The FDA reportedly relied on immune response data that it had previously evaluated from a clinical study in adults of a booster dose of Moderna’s investigational bivalent COVID-19 vaccine that contained a component corresponding to the original strain of SARS-CoV-2 and a component corresponding to the omicron lineage BA.1.

Moreover, the FDA

conducted an analysis of data from a clinical study that compared the immune response among 56 study participants 17 months through 5 years of age who received a single booster dose of monovalent Moderna COVID-19 Vaccine at least six months after completion of a two-dose primary series of the vaccine to the immune response among approximately 300 study participants 18 through 25 years of age who had received a two-dose primary series of monovalent Moderna COVID-19 Vaccine in a previous study which determined the vaccine to be effective in preventing COVID-19.
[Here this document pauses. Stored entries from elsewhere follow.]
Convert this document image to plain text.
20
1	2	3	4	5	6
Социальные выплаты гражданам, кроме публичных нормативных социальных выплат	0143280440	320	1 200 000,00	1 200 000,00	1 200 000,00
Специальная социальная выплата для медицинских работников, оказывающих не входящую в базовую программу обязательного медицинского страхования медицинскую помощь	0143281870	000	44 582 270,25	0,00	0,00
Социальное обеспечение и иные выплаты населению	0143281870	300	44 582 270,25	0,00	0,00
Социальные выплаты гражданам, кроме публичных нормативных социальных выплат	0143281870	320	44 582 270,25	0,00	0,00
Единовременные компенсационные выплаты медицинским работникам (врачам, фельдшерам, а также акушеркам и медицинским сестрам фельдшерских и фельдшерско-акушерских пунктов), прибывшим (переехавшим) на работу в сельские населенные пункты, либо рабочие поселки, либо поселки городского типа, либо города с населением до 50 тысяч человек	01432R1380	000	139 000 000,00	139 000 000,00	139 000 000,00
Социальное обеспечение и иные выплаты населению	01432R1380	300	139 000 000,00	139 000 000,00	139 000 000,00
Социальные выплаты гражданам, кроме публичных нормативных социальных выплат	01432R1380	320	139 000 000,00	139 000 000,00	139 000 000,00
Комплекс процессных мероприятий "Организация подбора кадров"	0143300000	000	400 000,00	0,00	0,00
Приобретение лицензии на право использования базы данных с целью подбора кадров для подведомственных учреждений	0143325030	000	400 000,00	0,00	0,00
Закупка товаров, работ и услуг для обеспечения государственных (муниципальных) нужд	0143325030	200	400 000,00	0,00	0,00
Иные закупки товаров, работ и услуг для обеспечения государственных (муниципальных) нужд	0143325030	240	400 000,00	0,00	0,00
Pfizer-BioNTech COVID-19 Vaccine in children 6 months through 4 years of age is supported by the FDA’s previous analyses of the effectiveness of primary vaccination with the monovalent Pfizer-BioNTech COVID-19 Vaccine in individuals 16 years of age and older and individuals 6 months through 4 years of age, and previous analyses of immune response data in adults greater than 55 years of age who had received a two-dose primary series and one booster dose with the monovalent Pfizer-BioNTech COVID-19 Vaccine and a second booster dose with the investigational Pfizer-BioNTech bivalent COVID-19 vaccine (original and omicron BA.1).